Frames are divided into two categories, called I-frames (for
intra-coded frames) and P-frames (predicted frames.)  I-frames are
coded without reference to previous frames.  The code for each block
of a P-frame contains a motion vector specifying where to look in the
previous I-frame to find a predictor for it.  CCITT recommends that an
I-frame be sent once in every 132 frames.

Now, for each block, we subtract it from its predictor, unless we're
doing an I-frame.  Then we compute the Discrete Cosine Transform (DCT)
of the block.  Information is concentrated in the low-frequency
components of the DCT, so when we quantize the coefficients (in a
mildly complicated way, the details aren't important) many of them
will go to zero.  Then we run-length code the quantized coefficients
to collapse runs of zeros and Huffman code the result.

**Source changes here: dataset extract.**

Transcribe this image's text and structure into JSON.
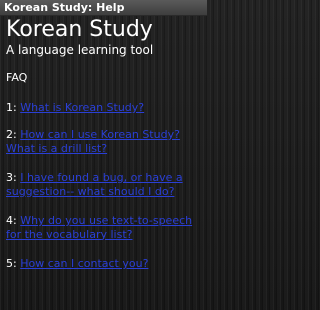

The MPEG standards differ mainly in having a third frame category --
blocks of B-frames (bidirectionally-predicted) can be predicted from
either I- or P-frames preceding and following them, which ever works
better.  H.261 can't do this because it is intended for on-line
applications.

7.  Evaluation

Obviously, we will obtain the highest-quality video by picking a
representation as close as possible to the input expected by the CRT.
For digital video at ordinary scan rates, this probably means 8-bit
samples for each of R, G and B at about 640 samples per scan line.

CCIR 601-2 is the standard digital video format used in television
studios, where the concern for video quality is traditionally the
highest.  They do not regard the signal degradation due to chroma
sub-sampling as important.  Nor do I.

NTSC and its relatives PAL and SECAM are notable first as inspired
engineering solutions to ridiculous political problems.  Their quality
is limited by the small bandwidth available to the chroma subcarrier.
In most consumer TV systems, image quality is limited not by the intrinsic
problems of NTSC encoding, but by cost-cutting in the receiver.  NTSC
can deliver much better signals than most of us are used to seeing.

H.261 and MPEG-I are both intended for low bit-rate applications.  The
lowest plausible H.261 bit-rate is 128K bit/sec (two ISDN channels).
MPEG-I is highly tuned for 1.5M bit/sec -- the rate at which an hour
of video can be stored on a CD-ROM.  Neither of them produces what I
would call adequate video -- they both operate at 120 scan-line
resolution, compared to the native NTSC resolution of 486 scan-lines.
MPEG-II is not targeted at a particular bit-rate, and can produce
video of arbitrary quality, although the bit-rate may be prohibitive.